Financial inclusion, in its narrowest connotation, is generally assumed to be a business that provides people, especially those in the previously unbanked region, with a bank account. However, this simple possession of a bank account cannot bring wonders, besides being incomplete in defining the intended meaning of financial inclusion. What is critical are the facilities offered to people with a bank account. Direct cash transfers have significantly controlled the leakage of funds to targeted beneficiaries – the poor. In addition, the poor can access insurance products with nominal premiums through their bank accounts. Not to mention saving habits which could also be instilled, encouraged and improved. More importantly, financial inclusion will have its impact when credit facilities for the poor have seen a dramatic improvement in both quantity and quality.
During one of my field visits to a tribal village in Andhra Pradesh, when I was an intern at SERP (Society for the Elimination of Rural Poverty) in 2010, I spoke to a woman, as part of my investigation of the performance of self-help groups, whose families are lifted out of poverty. The woman said: “My husband worked in a factory, but after his health deteriorated, he could not continue his work. She expressed her inability to feed her three children with the meager salary she would earn. “Then I shared my problems with members of our SHG. As advised, I would apply for the loan from our SHG and although there were other members who needed the money, my case was reviewed and we were selected to receive the loan, the amount of which includes the corporate fund of our group and financing by the Bank. We bought a rickshaw for my husband and now we are out of the poverty line, ”she added with visible signs of relief in her expression. “So it was financial aid that helped you,” I asked to confirm. She agreed and clarified that most of the poor, regardless of their livelihood, will need it to begin their journey across the poverty line.
The success story of the Pudupu Sangams or women’s self-help groups in the PA has been the model behind the National Rural Livelihood Mission. As part of this mission, nationwide efforts have been undertaken by the Ministry of Rural Development to create, manage and empower self-help groups for women. Although PA women’s groups have enough corpus to lend to their members, self-help groups in other states depend on financial institutions such as banks, MFs, and NBFCs to fund their projects. Banks, especially public sector banks, have so far played a central role in funding self-help groups. The main thing is to financially help SHG members who would invest the money in income-generating assets that would provide them with support to get out of the poverty line.
In addition to financing SHGs, banks have played a commendable role in financing the financial needs of agriculture and related activities. Designated as a priority sector for Banks, there is a stipulated percentage of the Annual Net Bank Credit (ANBC) that is allocated to Agriculture and related activities. Notwithstanding the inability of farmers to repay loans during bad seasons and the policies of forgetting agricultural loans, there are thousands of agricultural loan success stories.

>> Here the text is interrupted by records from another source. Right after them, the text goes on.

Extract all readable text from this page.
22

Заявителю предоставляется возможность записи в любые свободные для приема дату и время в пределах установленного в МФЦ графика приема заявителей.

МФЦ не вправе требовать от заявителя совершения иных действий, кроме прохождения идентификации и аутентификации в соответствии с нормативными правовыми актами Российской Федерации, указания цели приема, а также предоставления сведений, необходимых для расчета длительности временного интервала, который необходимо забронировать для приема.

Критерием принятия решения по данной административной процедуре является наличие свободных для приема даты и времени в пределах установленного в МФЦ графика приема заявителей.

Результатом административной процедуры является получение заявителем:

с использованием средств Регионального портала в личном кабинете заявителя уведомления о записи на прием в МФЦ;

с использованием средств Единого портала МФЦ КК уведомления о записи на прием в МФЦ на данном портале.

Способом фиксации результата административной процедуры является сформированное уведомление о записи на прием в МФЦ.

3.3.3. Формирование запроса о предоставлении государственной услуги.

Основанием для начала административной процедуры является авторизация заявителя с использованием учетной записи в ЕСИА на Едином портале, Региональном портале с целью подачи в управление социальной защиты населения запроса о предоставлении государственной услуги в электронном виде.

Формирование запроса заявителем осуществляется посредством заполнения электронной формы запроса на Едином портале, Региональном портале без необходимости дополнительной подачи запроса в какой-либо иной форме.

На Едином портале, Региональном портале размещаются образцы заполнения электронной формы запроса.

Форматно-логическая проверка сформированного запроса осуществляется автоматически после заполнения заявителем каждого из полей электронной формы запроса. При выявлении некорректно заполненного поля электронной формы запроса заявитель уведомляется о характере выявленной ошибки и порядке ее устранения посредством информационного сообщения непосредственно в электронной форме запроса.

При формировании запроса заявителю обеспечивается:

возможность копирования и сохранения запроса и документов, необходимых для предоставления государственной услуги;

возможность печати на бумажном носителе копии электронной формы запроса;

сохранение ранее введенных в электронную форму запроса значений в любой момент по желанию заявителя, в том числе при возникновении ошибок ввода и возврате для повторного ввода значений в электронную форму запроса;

The Pradhan Mantri Jan Dhan yojana, which earned the Indian government (Department of Financial Services) a Guinness World Record for the maximum number of accounts opened in a week, has sparked much debate about its effectiveness in reducing poverty. While some believe that simply opening an account makes no meaningful contribution to the well-being of the poor, others believe that former financial illiterates gained financial literacy not only by familiarizing themselves with standards. basic banking, but also practicing it. Proponents argued that savings habits were instilled and people learned about financial products such as credits / loans for farmers etc. One of the best advantages for the poor with a bank account, in addition to obtaining credit, is arguably its additional assistance. for the direct benefit transfer program to be implemented successfully and thus avoid the leakage of rupee crores to farmers in the previous cases.

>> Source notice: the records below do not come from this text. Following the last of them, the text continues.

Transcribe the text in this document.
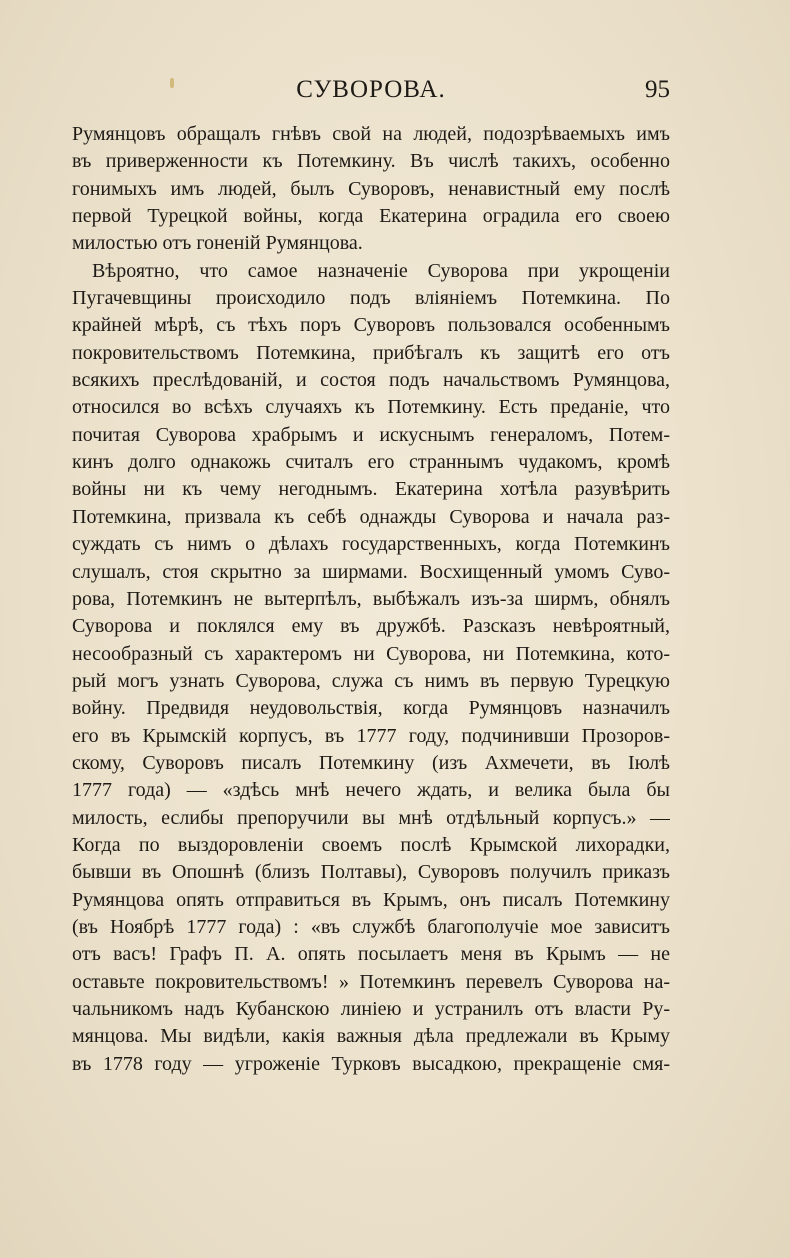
СУВОРОВА.	95
Румянцовъ обращалъ гнѣвъ свой на людей, подозрѣваемыхъ имъ
въ приверженности къ Потемкину. Въ числѣ такихъ, особенно
гонимыхъ имъ людей, былъ Суворовъ, ненавистный ему послѣ
первой Турецкой войны, когда Екатерина оградила его своею
милостью отъ гоненій Румянцова.
Вѣроятно, что самое назначеніе Суворова при укрощеніи
Пугачевщины происходило подъ вліяніемъ Потемкина. По
крайней мѣрѣ, съ тѣхъ поръ Суворовъ пользовался особеннымъ
покровительствомъ Потемкина, прибѣгалъ къ защитѣ его отъ
всякихъ преслѣдованій, и состоя подъ начальствомъ Румянцова,
относился во всѣхъ случаяхъ къ Потемкину. Есть преданіе, что
почитая Суворова храбрымъ и искуснымъ генераломъ, Потем-
кинъ долго однакожь считалъ его страннымъ чудакомъ, кромѣ
войны ни къ чему негоднымъ. Екатерина хотѣла разувѣрить
Потемкина, призвала къ себѣ однажды Суворова и начала раз-
суждать съ нимъ о дѣлахъ государственныхъ, когда Потемкинъ
слушалъ, стоя скрытно за ширмами. Восхищенный умомъ Суво-
рова, Потемкинъ не вытерпѣлъ, выбѣжалъ изъ-за ширмъ, обнялъ
Суворова и поклялся ему въ дружбѣ. Разсказъ невѣроятный,
несообразный съ характеромъ ни Суворова, ни Потемкина, кото-
рый могъ узнать Суворова, служа съ нимъ въ первую Турецкую
войну. Предвидя неудовольствія, когда Румянцовъ назначилъ
его въ Крымскій корпусъ, въ 1777 году, подчинивши Прозоров-
скому, Суворовъ писалъ Потемкину (изъ Ахмечети, въ Іюлѣ
1777 года) — «здѣсь мнѣ нечего ждать, и велика была бы
милость, еслибы препоручили вы мнѣ отдѣльный корпусъ.» —
Когда по выздоровленіи своемъ послѣ Крымской лихорадки,
бывши въ Опошнѣ (близъ Полтавы), Суворовъ получилъ приказъ
Румянцова опять отправиться въ Крымъ, онъ писалъ Потемкину
(въ Ноябрѣ 1777 года) : «въ службѣ благополучіе мое зависитъ
отъ васъ! Графъ П. А. опять посылаетъ меня въ Крымъ — не
оставьте покровительствомъ! » Потемкинъ перевелъ Суворова на-
чальникомъ надъ Кубанскою линіею и устранилъ отъ власти Ру-
мянцова. Мы видѣли, какія важныя дѣла предлежали въ Крыму
въ 1778 году — угроженіе Турковъ высадкою, прекращеніе смя-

It is no secret that the poor are tricked by money lenders with exorbitant interest rates charged on their borrowed money. For people who depended on the results of annual harvests and seasonal jobs, pressing demands like medical and food expenses and occasional expenses for weddings and functions forced the poor to turn to pawn shops. Improved bank financing has significantly reduced the headache for the poor. There is still room for improvement to bridge the gap between the poor and the banks in the use of credit. While caring for the poor is the cumbersome process involving heavy documentation, banks on the other hand have their own concerns – the creditworthiness of the poor. Most of the financing provided by banks is based on the company’s assumption that its repayment will be made on time. To ensure that the poor do not default, it is important that the credit used is used for income-generating assets. Thus, sincere inspection work on the part of bankers could help eliminate documentation problems by making the process of granting credit to the poor more user-friendly.

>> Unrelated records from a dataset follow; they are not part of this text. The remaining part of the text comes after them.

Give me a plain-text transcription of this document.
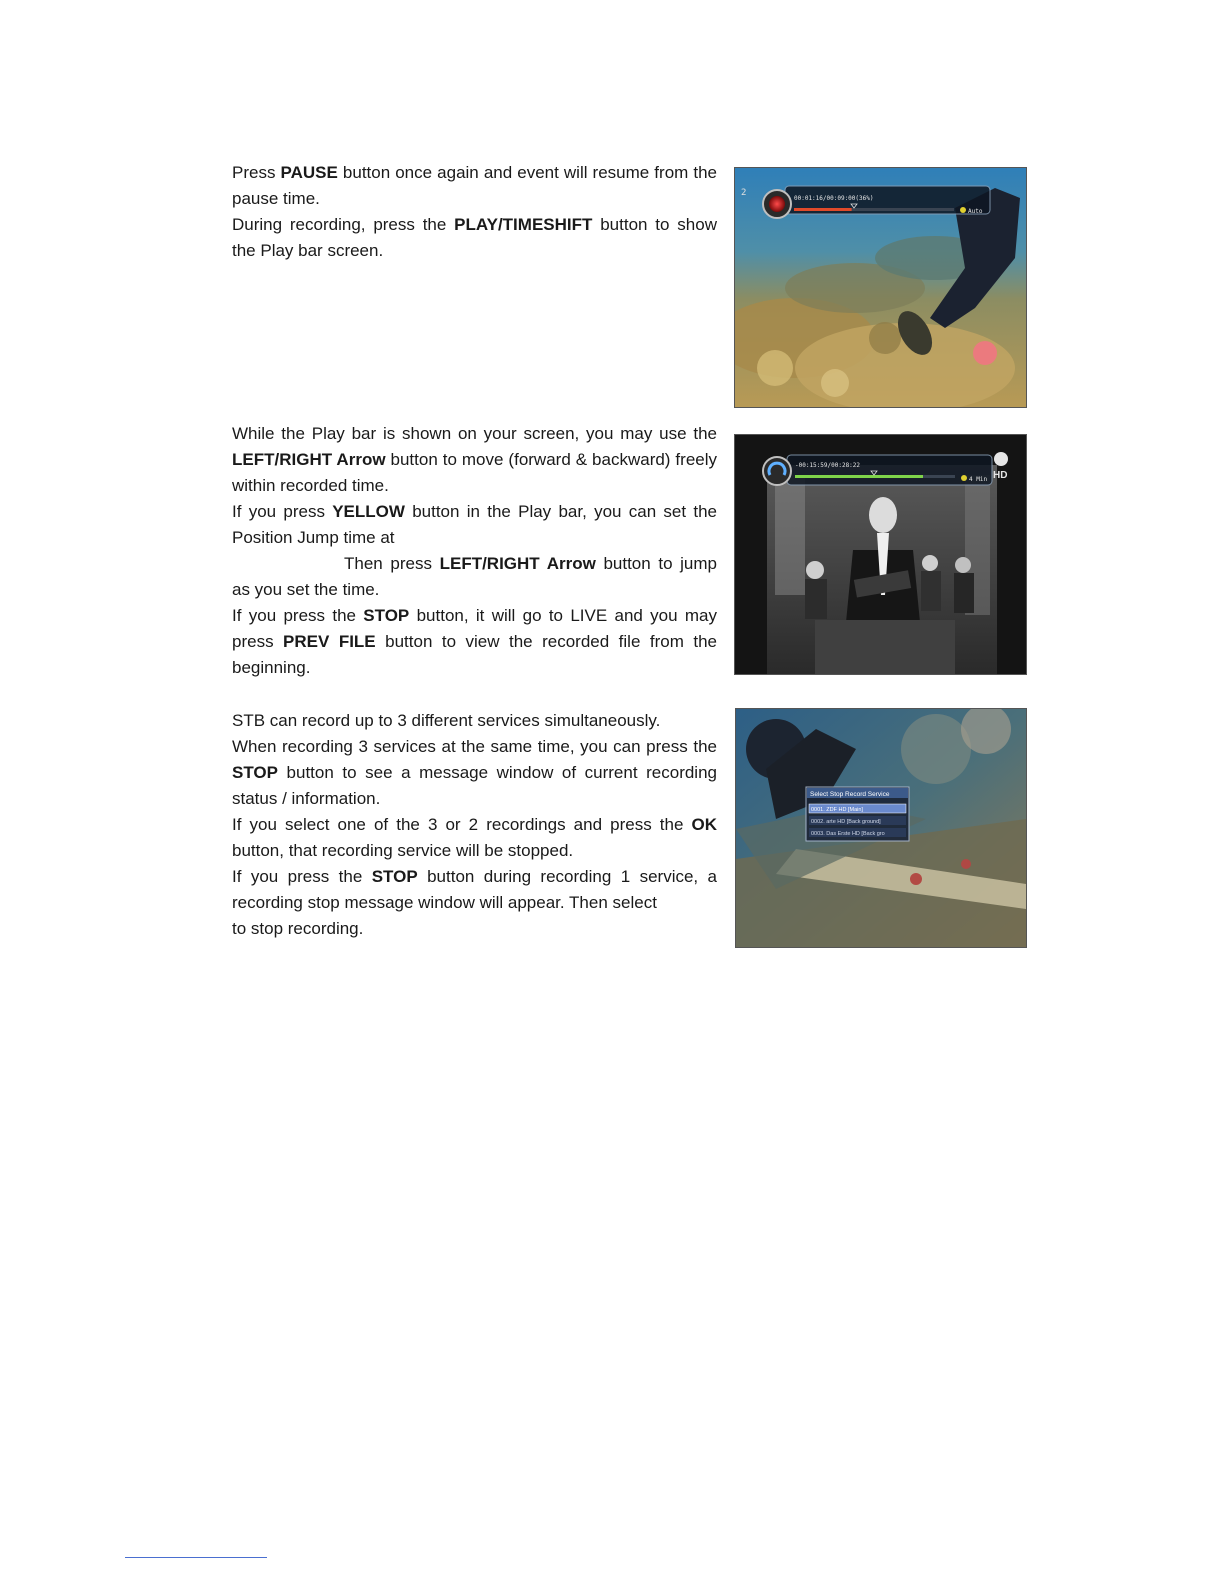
Press PAUSE button once again and event will resume from the pause time.

During recording, press the PLAY/TIMESHIFT button to show the Play bar screen.

While the Play bar is shown on your screen, you may use the LEFT/RIGHT Arrow button to move (forward & backward) freely within recorded time.

If you press YELLOW button in the Play bar, you can set the Position Jump time at

Then press LEFT/RIGHT Arrow button to jump as you set the time.

If you press the STOP button, it will go to LIVE and you may press PREV FILE button to view the recorded file from the beginning.

STB can record up to 3 different services simultaneously.

When recording 3 services at the same time, you can press the STOP button to see a message window of current recording status / information.

If you select one of the 3 or 2 recordings and press the OK button, that recording service will be stopped.

If you press the STOP button during recording 1 service, a recording stop message window will appear. Then select

to stop recording.

2
00:01:16/00:09:00(36%)
Auto
-00:15:59/00:28:22
4 Min HD
Select Stop Record Service
0001. ZDF HD [Main]
0002. arte HD [Back ground]
0003. Das Erste HD [Back gro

Should we then conclude that having a bank account will transform the fortune of a poor family overnight? It is often said that eradicating poverty is a multidimensional approach and that the poor have the capacity and the knowledge to lift themselves out of poverty. From the many testimonies of the poor, it is evident that finance is one of the most important tools for rural development. This will of course require many other efforts such as securing basic necessities – a good road, an electrified house, drinking water, etc. And while we recognize the right of the poor to decide how best they might develop, one thing is certain that financial inclusion in its true sense will continue to be the only valuable and indispensable tool in the fight against poverty. .
The opinions expressed above are those of the author.